Research data lost to the sands of time
A study published online yesterday in Current Biology found that the availability of research study data diminishes with each passing year following study publication. The authors, from the University of British Columbia, looked at 516 articles published between 1991 and 2011 and first attempted to locate the e-mail addresses of study authors and contact them. For the e-mail addresses that led to successful contact with an author, they then asked for the study data. When making their requests, they said that the data was needed for a reproducibility study. In the discussion section, the authors noted that they may have had a higher success rate in receiving data if they had instead indicated the purpose was for an important medical or conservation project and offered co-auothorship in the resultant paper.

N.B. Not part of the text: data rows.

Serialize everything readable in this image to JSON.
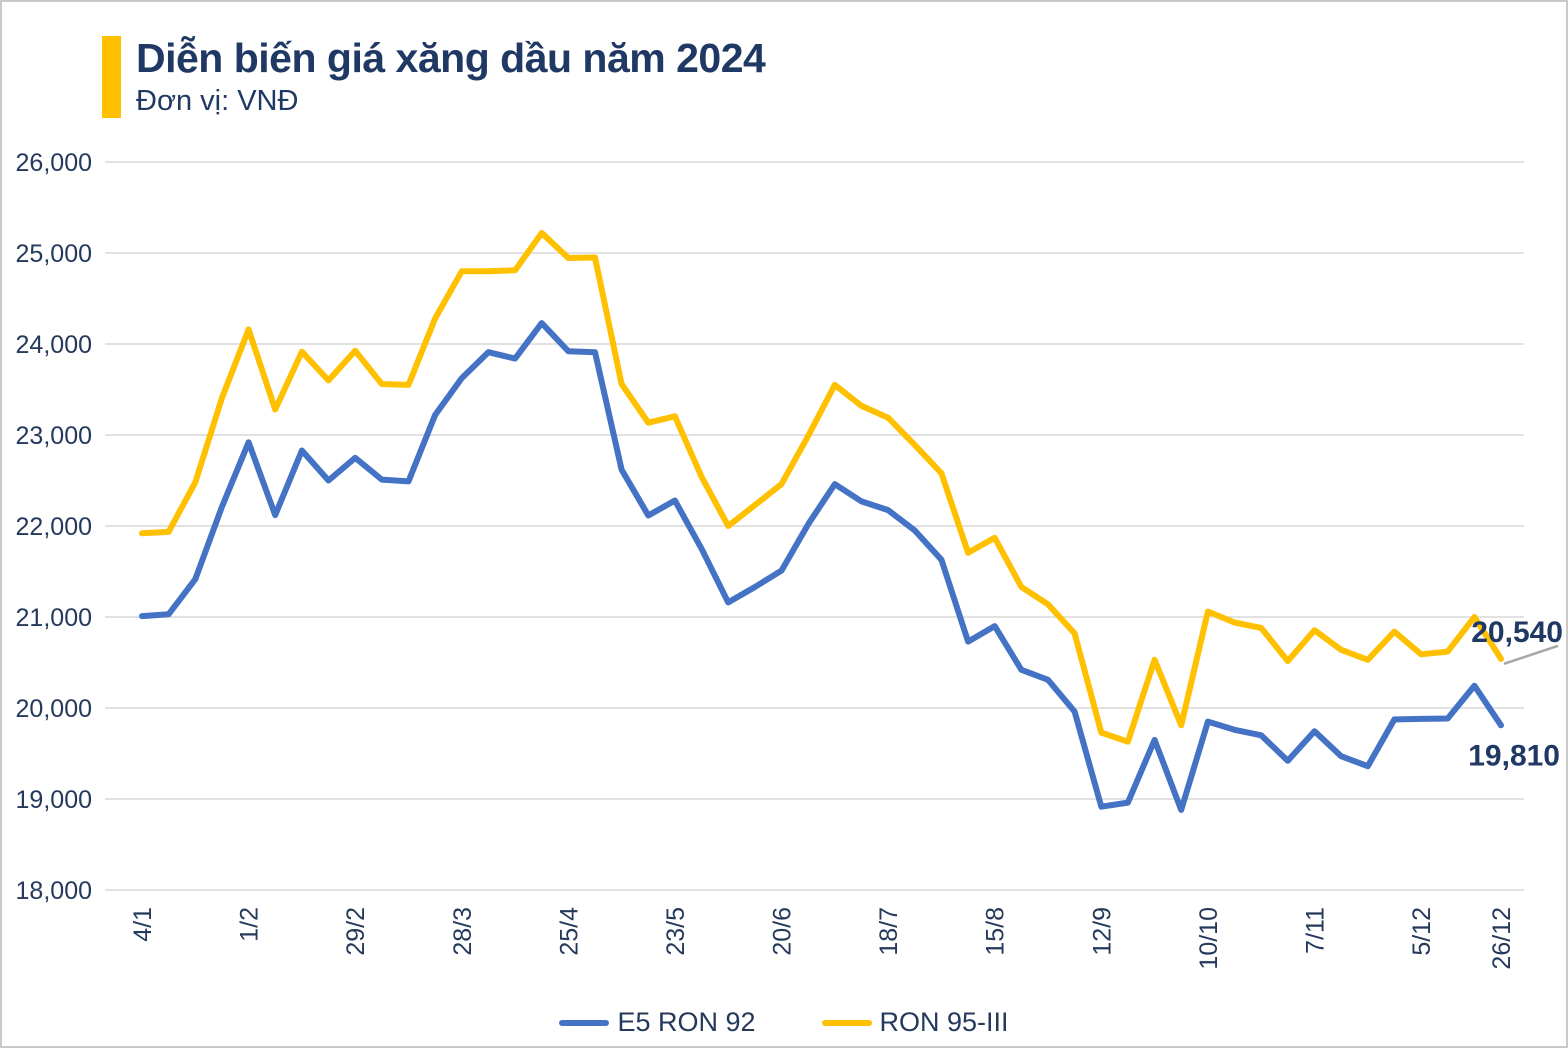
{
  "header": {
    "title": "Diễn biến giá xăng dầu năm 2024",
    "unit_label": "Đơn vị: VNĐ",
    "accent_color": "#FFC000",
    "title_color": "#1F3864"
  },
  "chart_data": {
    "type": "line",
    "title": "Diễn biến giá xăng dầu năm 2024",
    "unit": "VND",
    "grid": "horizontal",
    "legend_position": "bottom",
    "ylim": [
      18000,
      26000
    ],
    "y_ticks": [
      {
        "value": 18000,
        "label": "18,000"
      },
      {
        "value": 19000,
        "label": "19,000"
      },
      {
        "value": 20000,
        "label": "20,000"
      },
      {
        "value": 21000,
        "label": "21,000"
      },
      {
        "value": 22000,
        "label": "22,000"
      },
      {
        "value": 23000,
        "label": "23,000"
      },
      {
        "value": 24000,
        "label": "24,000"
      },
      {
        "value": 25000,
        "label": "25,000"
      },
      {
        "value": 26000,
        "label": "26,000"
      }
    ],
    "x": [
      "4/1",
      "11/1",
      "18/1",
      "25/1",
      "1/2",
      "8/2",
      "15/2",
      "22/2",
      "29/2",
      "7/3",
      "14/3",
      "21/3",
      "28/3",
      "4/4",
      "11/4",
      "18/4",
      "25/4",
      "2/5",
      "9/5",
      "16/5",
      "23/5",
      "30/5",
      "6/6",
      "13/6",
      "20/6",
      "27/6",
      "4/7",
      "11/7",
      "18/7",
      "25/7",
      "1/8",
      "8/8",
      "15/8",
      "22/8",
      "29/8",
      "5/9",
      "12/9",
      "19/9",
      "26/9",
      "3/10",
      "10/10",
      "17/10",
      "24/10",
      "31/10",
      "7/11",
      "14/11",
      "21/11",
      "28/11",
      "5/12",
      "12/12",
      "19/12",
      "26/12"
    ],
    "x_tick_labels": [
      {
        "index": 0,
        "label": "4/1"
      },
      {
        "index": 4,
        "label": "1/2"
      },
      {
        "index": 8,
        "label": "29/2"
      },
      {
        "index": 12,
        "label": "28/3"
      },
      {
        "index": 16,
        "label": "25/4"
      },
      {
        "index": 20,
        "label": "23/5"
      },
      {
        "index": 24,
        "label": "20/6"
      },
      {
        "index": 28,
        "label": "18/7"
      },
      {
        "index": 32,
        "label": "15/8"
      },
      {
        "index": 36,
        "label": "12/9"
      },
      {
        "index": 40,
        "label": "10/10"
      },
      {
        "index": 44,
        "label": "7/11"
      },
      {
        "index": 48,
        "label": "5/12"
      },
      {
        "index": 51,
        "label": "26/12"
      }
    ],
    "series": [
      {
        "name": "E5 RON 92",
        "color": "#4472C4",
        "end_label": "19,810",
        "values": [
          21010,
          21030,
          21415,
          22210,
          22920,
          22120,
          22830,
          22500,
          22750,
          22510,
          22490,
          23220,
          23625,
          23910,
          23840,
          24230,
          23920,
          23910,
          22620,
          22115,
          22280,
          21750,
          21160,
          21330,
          21510,
          22020,
          22460,
          22270,
          22175,
          21950,
          21630,
          20730,
          20900,
          20420,
          20310,
          19960,
          18915,
          18960,
          19650,
          18880,
          19850,
          19760,
          19700,
          19420,
          19745,
          19470,
          19360,
          19875,
          19880,
          19885,
          20245,
          19810
        ]
      },
      {
        "name": "RON 95-III",
        "color": "#FFC000",
        "end_label": "20,540",
        "values": [
          21920,
          21935,
          22480,
          23405,
          24160,
          23280,
          23915,
          23600,
          23925,
          23560,
          23550,
          24280,
          24800,
          24800,
          24810,
          25220,
          24945,
          24950,
          23560,
          23135,
          23205,
          22540,
          22000,
          22230,
          22460,
          22990,
          23550,
          23320,
          23190,
          22890,
          22580,
          21705,
          21870,
          21330,
          21140,
          20820,
          19730,
          19630,
          20530,
          19810,
          21060,
          20940,
          20880,
          20515,
          20855,
          20640,
          20530,
          20840,
          20590,
          20620,
          21000,
          20540
        ]
      }
    ],
    "callout_line_color": "#A6A6A6",
    "grid_color": "#D9D9D9"
  }
}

The researchers found that for every year that had passed since the paper’s publication date, the odds of finding an email address that led to contact with a study author decreased by 7% and that the odds of turning up the data reduced by 17% per year. The authors report that while some of the data sets were truly lost others fell more into the category of “unavailable,” since they existed, but solely on inaccessible media (think Jaz disk). These findings will not come as a shock to those who have worked in a research lab. This publication does put some tangible numbers behind the underlying message of NYU Health Sciences Library’s excellent dramatic portrayal of an instance of inaccessible data. The authors conclude by suggesting that a solution to this problem moving forward can be found in more journals requiring the deposit of data into a public archive upon publication. I would also suggest that academic institutions can take a role by establishing policies supporting research data preservation alongside providing a data repository.
It is worth noting that the authors of this paper published their study data on Dryad.